Aroma Meja Makan

Nurfaizah
Chapter #11

BAB 11 : Hidangan yang Merdeka

Malam kian melarut menuju ujungnya ketika para tamu pengajian terakhir melangkah keluar melewati pintu pagar besi rumah nomor 14. Suara deru mesin mobil sewaan kerabat jauh dan motor para tetangga perlahan-lahan menjauh, lenyap ditelan keheningan malam kota kecil yang damai. Udara dingin luar rumah kembali merayap masuk melalui pintu depan yang sengaja dibuka lebar untuk mengalirkan sisa asap kayu gaharu dan minyak cendana yang menumpuk selama acara berlangsung.

Di dalam ruang tengah, suasana tampak begitu tenang dan lengang kembali. Kesibukan fisik pasca-acara telah selesai dilakukan dengan bantuan beberapa pemuda karang taruna kompleks sebelum mereka pamit pulang. Karpet-karpet hijau tua yang tebal telah digulung kembali, diikat rapi, dan ditumpuk di sudut dekat laci bawah tangga, menyisakan lantai ubin semen yang kini tampak bersih mengkilap setelah disapu dan dipel menggunakan cairan beraroma pinus yang segar.

Di tengah ruangan yang lapang itu, suasana terasa begitu damai tanpa ada lagi sisa-sisa ketegangan. Bumi, Ibu Astri, dan Mentari kini duduk berkumpul kembali, membentuk formasi melingkar mengelilingi meja makan kayu mahoni tua yang letaknya sudah dikembalikan oleh Bumi ke posisi semula tepat di tengah ruangan, di bawah jatuhnya pendar lampu gantung kuno. Di atas permukaan meja kayu yang dipenuhi goresan sejarah itu, piring-piring porselen besar yang sebelumnya berisi sisa kuah Rawon hitam pekat sisa sajian para tamu pengajian telah dibersihkan dan dibawa ke dapur belakang oleh Mentari. Wadah-wadah porselen itu telah dicuci bersih dan disimpan ke dalam lemari kaca.

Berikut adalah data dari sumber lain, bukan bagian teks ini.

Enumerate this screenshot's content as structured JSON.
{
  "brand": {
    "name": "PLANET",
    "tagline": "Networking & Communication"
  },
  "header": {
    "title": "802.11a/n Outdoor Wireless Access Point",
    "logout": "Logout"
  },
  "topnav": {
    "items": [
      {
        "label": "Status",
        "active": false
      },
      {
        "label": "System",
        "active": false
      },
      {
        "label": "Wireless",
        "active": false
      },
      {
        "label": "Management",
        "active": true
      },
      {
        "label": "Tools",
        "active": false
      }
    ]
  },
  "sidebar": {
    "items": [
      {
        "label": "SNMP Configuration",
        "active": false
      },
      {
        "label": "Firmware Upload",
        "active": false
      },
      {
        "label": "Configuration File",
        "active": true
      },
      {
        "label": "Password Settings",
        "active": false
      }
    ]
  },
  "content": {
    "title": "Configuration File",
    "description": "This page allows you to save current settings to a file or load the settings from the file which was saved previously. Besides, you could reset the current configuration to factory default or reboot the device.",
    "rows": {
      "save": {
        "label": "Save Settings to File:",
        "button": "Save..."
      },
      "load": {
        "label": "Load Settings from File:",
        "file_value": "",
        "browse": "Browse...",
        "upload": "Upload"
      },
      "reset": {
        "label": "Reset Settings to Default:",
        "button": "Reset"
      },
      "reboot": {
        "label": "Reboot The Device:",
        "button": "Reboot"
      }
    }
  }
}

Sebagai gantinya, di atas meja makan malam ini, tersaji menu makan malam keluarga yang sangat sederhana namun disiapkan secara bergotong-royong oleh mereka bertiga beberapa jam sebelum acara pengajian dimulai. Di tengah meja, terletak sebuah piring besar berisi potongan ayam goreng kampung yang digoreng garing hingga kulitnya berwarna kuning keemasan kecokelatan, ditaburi oleh remahan bumbu lengkuas yang gurih dan harum. Di sampingnya, berdiri sebuah mangkuk kaca bening yang berisi tumis kangkung pedas yang warnanya masih tampak hijau segar dengan potongan cabai merah dan aroma bawang putih tumis yang kuat menguar ke udara.

Menu makan malam keluarga mereka kali ini sama sekali bukan merupakan hidangan kesukaan almarhum Pak Baskoro di masa lalu. Sebaliknya, tumis kangkung pedas dan ayam goreng kampung garing adalah menu masakan favorit Bumi sejak ia masih kecil sebuah menu yang di masa lalu sangat jarang sekali diizinkan untuk disajikan di atas meja makan ini karena dianggap oleh sang ayah sebagai hidangan yang kurang memiliki nilai gizi tradisi keluarga yang kuat dan terlalu kasual untuk sebuah makan malam formal.

Penyajian menu favorit Bumi malam ini merupakan sebuah simbol kemerdekaan emosional yang baru bagi mereka bertiga. Ini adalah sebuah tanda penanda yang kasat mata bahwa rumah nomor 14 kini telah melangkah maju, keluar dari bayang-bayang aturan kaku masa lalu, dan memasuki sebuah era baru yang penuh dengan kebebasan memilih, penerimaan yang tulus, serta kasih sayang tanpa tekanan psikologis yang mengikat.